Weird peer-to-peer behavior?

In my firewall, just ahead of my final DROP statement on the input chain, I have an optional LOG action so I can see what is getting dropped. I turn it on from time to time and review the output to make sure I am not accidentally blocking traffic I should be allowing.

Recently, I have been seeing messages such as the following on one neighborhood router:

DROP input: in:AP out:(none), src-mac 00:02:6f:9b:ff:ea, proto UDP, 10.2.1.28:55133->10.0.0.2:51006, len 122

The source is my AP port, the source IP belongs to a subscriber whose kids I am pretty sure use torrents, but the target is the loopback address of the router. I don’t understand why a file sharing program would be whacking at the router’s loopback address (certainly the router has not advertised itself as a source of torrent material), and I don’t know if I should be concerned about this.

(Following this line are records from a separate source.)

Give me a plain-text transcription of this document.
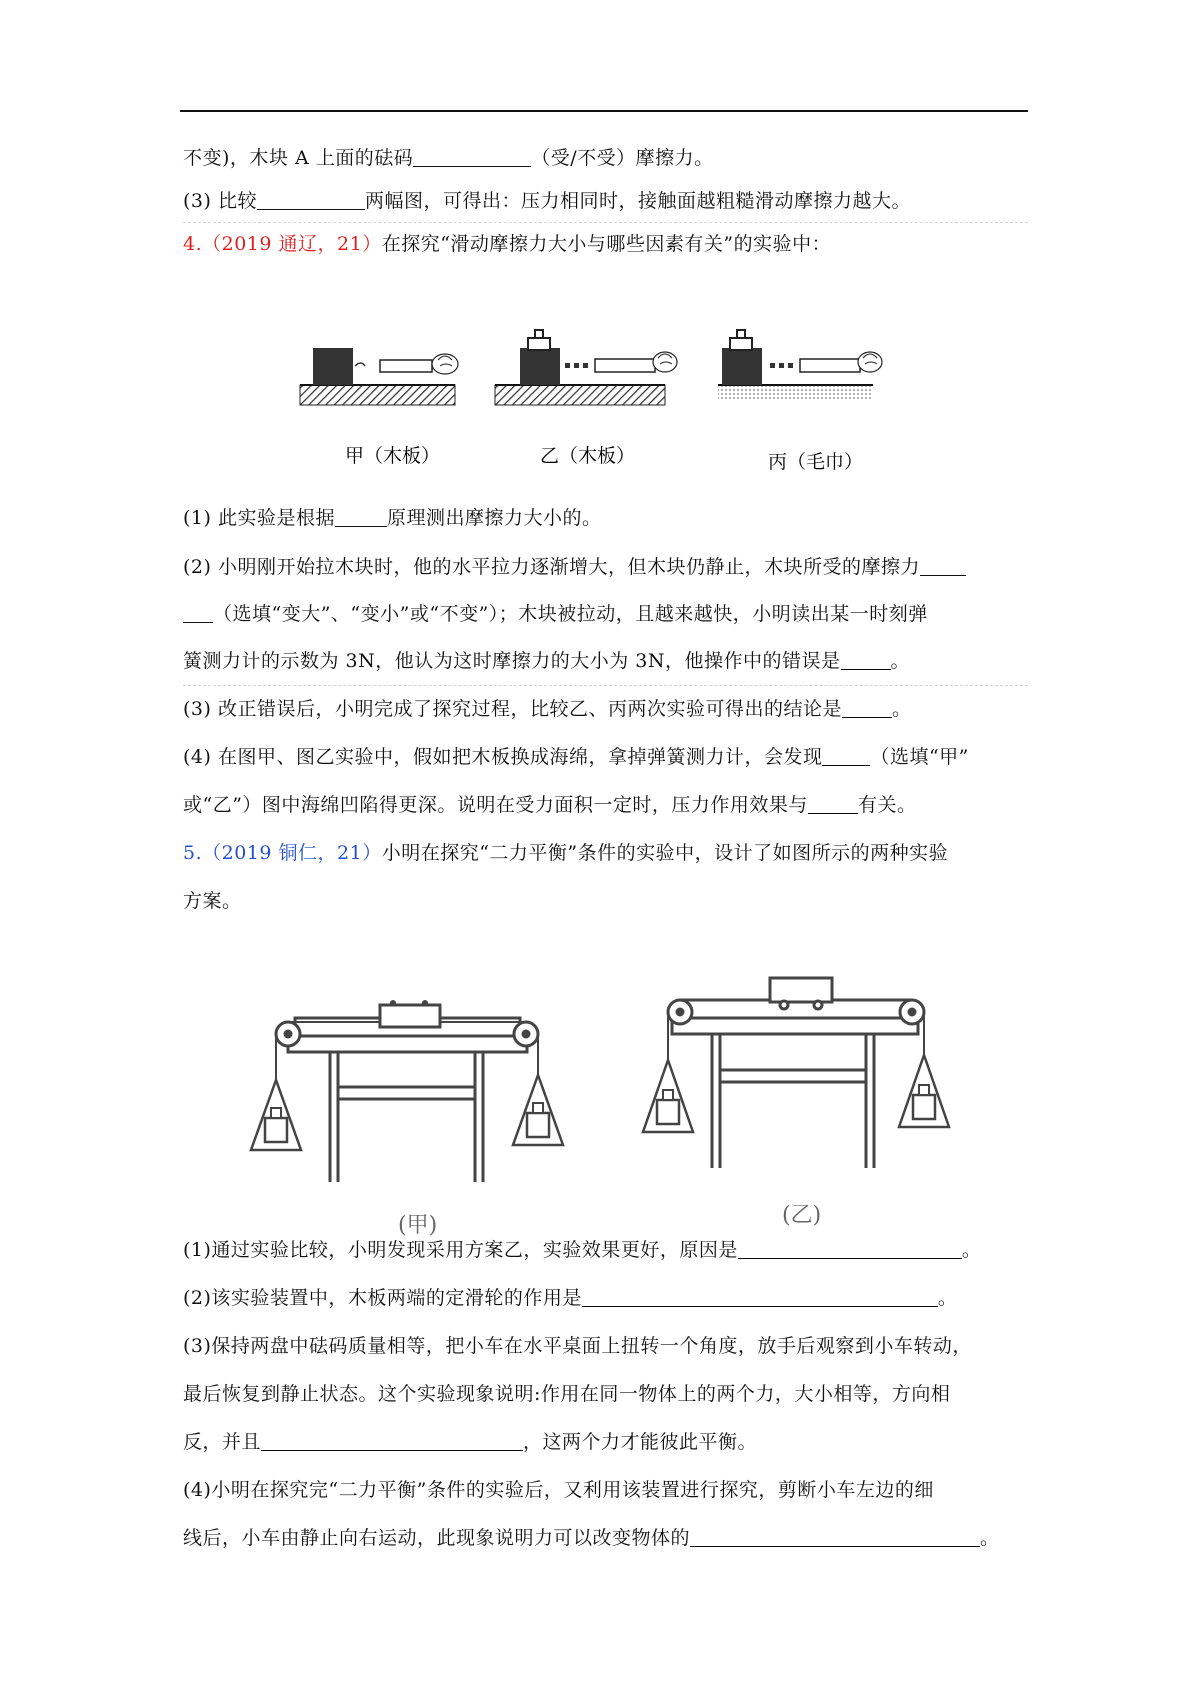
不变)，木块 A 上面的砝码	（受/不受）摩擦力。
(3) 比较	两幅图，可得出：压力相同时，接触面越粗糙滑动摩擦力越大。
4.（2019 通辽，21）在探究“滑动摩擦力大小与哪些因素有关”的实验中：
甲（木板）	乙（木板）	丙（毛巾）
(1) 此实验是根据	原理测出摩擦力大小的。
(2) 小明刚开始拉木块时，他的水平拉力逐渐增大，但木块仍静止，木块所受的摩擦力
（选填“变大”、“变小”或“不变”）；木块被拉动，且越来越快，小明读出某一时刻弹
簧测力计的示数为 3N，他认为这时摩擦力的大小为 3N，他操作中的错误是	。
(3) 改正错误后，小明完成了探究过程，比较乙、丙两次实验可得出的结论是	。
(4) 在图甲、图乙实验中，假如把木板换成海绵，拿掉弹簧测力计，会发现	（选填“甲”
或“乙”）图中海绵凹陷得更深。说明在受力面积一定时，压力作用效果与	有关。
5.（2019 铜仁，21）小明在探究“二力平衡”条件的实验中，设计了如图所示的两种实验
方案。
(甲)	(乙)
(1)通过实验比较，小明发现采用方案乙，实验效果更好，原因是	。
(2)该实验装置中，木板两端的定滑轮的作用是	。
(3)保持两盘中砝码质量相等，把小车在水平桌面上扭转一个角度，放手后观察到小车转动，
最后恢复到静止状态。这个实验现象说明:作用在同一物体上的两个力，大小相等，方向相
反，并且	，这两个力才能彼此平衡。
(4)小明在探究完“二力平衡”条件的实验后，又利用该装置进行探究，剪断小车左边的细
线后，小车由静止向右运动，此现象说明力可以改变物体的	。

Even more strange, I also see this:

DROP input: in:Feed out:(none), src-mac 00:0c:42:76:3c:9c, proto UDP, 10.4.1.3:58668->10.0.0.2:53634, len 80

The source and source MAC belong to my core router, and the IP address shown belongs to a subscriber on a completely different neighborhood router – again, one with a kid that I am pretty sure uses torrents. To me, it’s extremely spooky that a subscriber in a different town is doing a “reach-around” through the core router to whack on the loopback address of a neighborhood router that isn’t even one that his traffic goes through.

In the end, I am, after all, dropping this particular traffic. But I’d like to know just to satisfy my curiosity what this torrent software thinks it is doing, and whether these messages indicate a larger problem that I should be addressing – perhaps some traffic that I ought to be looking for and blocking, but currently am not?

I’ve seen it where people have connected to proper private trackers - possible over VPN connections - and were told about private IPs as valid other endpoints. Then they tore down the VPN connection but left the torrent app running, which was continuing to try and hit those private IPs, but with the VPN connection down were now passing that traffic out via their normal WAN interface. In your case it’s a private IP that exists on a router loopback, so that’s where it ends up.

Wild, wild guess.

Fewi’s guess is close if not spot on.

The issue is someone is announcing a private IP (10.0.0.2) into a tracker, so client’s are trying to connect to it. This can be caused by private VPN based trackers, a client with bad NAT detection, or someone trying to seed from the same LAN as the tracker.

This is not an attack aimed it your specific tower, it just happens that your loopback is the same as a common private IP address. If you want to see a lot more similar traffic, set a log to capture all UDP packets sent to 192.168.1.100 (linksys default first client IP). It’s nothing to worry about, but a dead giveaway of torrent traffic.

Ah, the second explanation is one I can follow. Though it wouldn’t explain why I’m not seeing even MORE bogus traffic aimed at 10.0.0.1, the loopback address of my core router, which should be even more globally popular as a default address for remote SOHO routers, and is eminently addressable by the usual suspects running torrents on my network.

A router wouldn’t be participating in bittorrent. 10.0.01 would be a router IP. You’d see traffic to private IPs clients commonly have. Hence the reference to 192.168.1.100, which is the default first IP a Linksys SoHo router issues via DHCP.

Of course, that makes perfect sense!